We purchased one ConnectPort LTS 32 server for a test-drive. It looks nice and it worked right out of the box, although for some reason the serial ports and the LCD display with the buttons are located on the back of the unit. The unit comes with the mounting brackets and is easy to install into a 19"-rack. The height of the unit seems to be slightly larger than 1U.

The default network configuration was using DHCP, therefore once we got an IP address from the computer center we were able to ping this console server. The web-server was running so we were able to login to the device and configure it. Once needs to have the root-password to be able to configure ConnectPort LTS 32 through the HTTP server. The default password for the root-account is "dbps". We changed it to the default Hall D root-password. The details of the configuration of this device can be found in ConnectPort LTS User's Guide.


Software

The two main ways Hall D can use the ConnectPort devices are:

  1. Connecting to the serial device using telnet or ssh programs using TCP sockets.
  2. Mapping each serial port on ConnectPort to a TTY device file using RealPort driver from Digi.

The main advantage of the first method is that there is no need to install any driver on any of the computer accessing the serial device through the terminal server, one only needs to have telnet or ssh clients, while for the second method one would have to install and maintain the driver on every host which is expected to use the console server. Note that when a particular port is configured to be used with first method one cannot access it using the RealPort driver and vice versa. Hall B uses the method number 2 since it also allows one to easily access the serial port from a user written program.

Installation

The terminal servers come with an installation disk. I tried to install the RealPort software from the installation disk on the EL6 server gluon01 by running the setup program on the disk. The setup failed because the version of the software on the disk was not up-to-date. I contacted the customer service about this and here is the exchange:

Date 	Entered By 	Subject
06/27/2012
12:45 	Digi Support 	I copied the current files from the ftp location into the location where the RPM 
and TGZ files were (they were copied from the CD), and I ran the installation script, and this time it 
seems to work fine. The executables are built and run. There are no /dev/CU-files in the /dev directory though, 
but I guess these are obsolete.

Thanks,
Hovanes.
06/27/2012
08:52 	Digi Support 	You want to use our latest driver located here:
ftp://ftp1.digi.com/support/beta/linux/dgrp/
NOTE: We do not support 2.6.39 nor 3.x kernels.
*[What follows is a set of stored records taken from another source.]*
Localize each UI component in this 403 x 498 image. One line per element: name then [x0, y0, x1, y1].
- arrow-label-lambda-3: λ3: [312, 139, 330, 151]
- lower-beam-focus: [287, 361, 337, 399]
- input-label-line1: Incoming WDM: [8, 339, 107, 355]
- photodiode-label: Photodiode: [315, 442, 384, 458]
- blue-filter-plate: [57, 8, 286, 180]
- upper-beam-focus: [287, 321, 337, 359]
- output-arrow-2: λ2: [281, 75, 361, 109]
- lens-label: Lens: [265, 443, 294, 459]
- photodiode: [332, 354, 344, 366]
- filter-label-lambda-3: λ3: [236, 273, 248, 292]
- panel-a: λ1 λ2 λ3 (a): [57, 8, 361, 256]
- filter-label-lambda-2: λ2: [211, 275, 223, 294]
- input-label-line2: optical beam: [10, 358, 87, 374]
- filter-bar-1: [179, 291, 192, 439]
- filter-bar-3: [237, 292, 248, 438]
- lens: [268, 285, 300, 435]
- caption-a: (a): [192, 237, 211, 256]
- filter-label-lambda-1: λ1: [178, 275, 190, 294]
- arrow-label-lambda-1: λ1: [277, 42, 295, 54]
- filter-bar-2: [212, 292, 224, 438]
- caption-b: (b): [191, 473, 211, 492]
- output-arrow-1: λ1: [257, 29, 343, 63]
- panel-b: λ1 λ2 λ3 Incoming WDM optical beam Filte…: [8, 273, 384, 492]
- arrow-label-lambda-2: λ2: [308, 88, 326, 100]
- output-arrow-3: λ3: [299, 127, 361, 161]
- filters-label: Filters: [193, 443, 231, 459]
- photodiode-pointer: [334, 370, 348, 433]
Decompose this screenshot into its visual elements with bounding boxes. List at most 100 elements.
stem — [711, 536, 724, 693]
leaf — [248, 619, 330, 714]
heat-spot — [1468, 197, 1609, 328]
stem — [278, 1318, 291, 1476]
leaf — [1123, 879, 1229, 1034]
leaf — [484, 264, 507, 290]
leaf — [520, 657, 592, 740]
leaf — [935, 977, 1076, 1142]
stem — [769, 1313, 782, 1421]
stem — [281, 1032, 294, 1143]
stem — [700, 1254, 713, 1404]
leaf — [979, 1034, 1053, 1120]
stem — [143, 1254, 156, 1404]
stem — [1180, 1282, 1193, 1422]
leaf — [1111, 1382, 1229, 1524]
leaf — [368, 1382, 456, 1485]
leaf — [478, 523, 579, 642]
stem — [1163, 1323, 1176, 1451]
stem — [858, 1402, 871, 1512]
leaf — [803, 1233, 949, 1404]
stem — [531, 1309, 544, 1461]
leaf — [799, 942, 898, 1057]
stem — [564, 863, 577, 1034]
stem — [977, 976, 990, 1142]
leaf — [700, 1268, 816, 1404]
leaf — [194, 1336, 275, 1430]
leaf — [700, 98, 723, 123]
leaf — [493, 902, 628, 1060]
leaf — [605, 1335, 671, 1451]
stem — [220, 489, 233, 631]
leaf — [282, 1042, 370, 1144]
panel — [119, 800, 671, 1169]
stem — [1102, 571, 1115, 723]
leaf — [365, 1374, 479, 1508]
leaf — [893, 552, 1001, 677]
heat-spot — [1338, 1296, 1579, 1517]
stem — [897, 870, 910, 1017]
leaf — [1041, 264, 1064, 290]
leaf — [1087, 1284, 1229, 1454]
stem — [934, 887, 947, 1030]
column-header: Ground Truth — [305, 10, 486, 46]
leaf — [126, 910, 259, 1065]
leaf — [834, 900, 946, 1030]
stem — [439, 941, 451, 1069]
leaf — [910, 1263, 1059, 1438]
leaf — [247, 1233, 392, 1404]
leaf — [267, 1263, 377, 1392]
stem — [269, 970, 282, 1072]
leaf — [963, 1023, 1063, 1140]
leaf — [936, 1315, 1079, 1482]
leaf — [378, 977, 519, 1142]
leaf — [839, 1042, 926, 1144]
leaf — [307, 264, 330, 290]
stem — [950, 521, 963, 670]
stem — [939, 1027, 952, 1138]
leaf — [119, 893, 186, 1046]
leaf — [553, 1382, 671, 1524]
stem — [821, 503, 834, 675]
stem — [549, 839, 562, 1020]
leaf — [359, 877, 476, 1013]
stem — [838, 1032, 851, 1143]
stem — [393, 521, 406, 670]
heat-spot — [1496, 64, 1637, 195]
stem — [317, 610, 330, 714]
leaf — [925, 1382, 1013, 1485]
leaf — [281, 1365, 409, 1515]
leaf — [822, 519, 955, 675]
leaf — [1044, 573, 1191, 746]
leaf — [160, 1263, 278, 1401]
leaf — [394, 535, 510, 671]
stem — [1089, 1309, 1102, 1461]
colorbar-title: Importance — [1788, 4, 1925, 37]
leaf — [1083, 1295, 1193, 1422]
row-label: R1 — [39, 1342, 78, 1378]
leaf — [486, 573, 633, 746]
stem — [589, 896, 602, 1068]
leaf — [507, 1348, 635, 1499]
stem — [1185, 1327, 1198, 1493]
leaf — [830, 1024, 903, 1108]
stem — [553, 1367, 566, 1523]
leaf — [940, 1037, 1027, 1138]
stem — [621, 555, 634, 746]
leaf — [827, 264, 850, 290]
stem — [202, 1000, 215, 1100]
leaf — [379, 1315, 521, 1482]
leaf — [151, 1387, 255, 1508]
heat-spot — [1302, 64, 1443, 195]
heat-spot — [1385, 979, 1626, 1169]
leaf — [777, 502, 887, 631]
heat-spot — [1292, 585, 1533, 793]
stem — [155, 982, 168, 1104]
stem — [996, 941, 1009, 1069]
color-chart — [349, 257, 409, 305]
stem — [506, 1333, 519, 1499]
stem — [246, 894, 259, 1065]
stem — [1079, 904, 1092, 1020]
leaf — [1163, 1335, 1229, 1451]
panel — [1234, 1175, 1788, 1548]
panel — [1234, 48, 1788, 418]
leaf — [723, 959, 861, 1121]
If you still have problems. Check kernel rev and provide us typescript:
http://www.digi.com/support/kbase/kbaseresultdetl?id=745

Basically, I took their ISO-file, got the DIGI directory out of there, copied the most recent RPMs from their web-site into the drivers directory within that DIGI directory and ran the
beesu setup
program. And it worked and installed the kernel module. To configure the ports, one needs to run
beesu dgrp_gui
script which allows to configure the terminal servers. When the ports are connected to the server we should see a bunch of /dev/ttyxxx files where XXX are numbers corresponding to the server and the port. One issue with the RealPort is that when we install the software we actually install a kernel module /lib/modules/2.6.32-279.el6.x86_64/misc/dgrp.ko that is for the kernel that is currently running. When the computer center upgrades the kernel we need to reinstall the RealPort software. First one needs to uninstall the RPM
>sudo rpm -e  grp-1.9-29.x86_64
, and then run the setup script in the modified directory from the distribution disk
beesu ./setup  .
  • We need to specify to computer center to not upgrade kernels on our online cluster to avoid similar problems. We will need to upgrade kernels during downtime.
  • We need to request to exempt these console servers from being security scanned by the computer center. Otherwise, they are pretty much guaranteed to crash (the web server and the RealPort network services crash, ssh and telnet are still available). If the web server and the RealPort crash one can login using ssh and restart these servers by launching Linux shell as root user.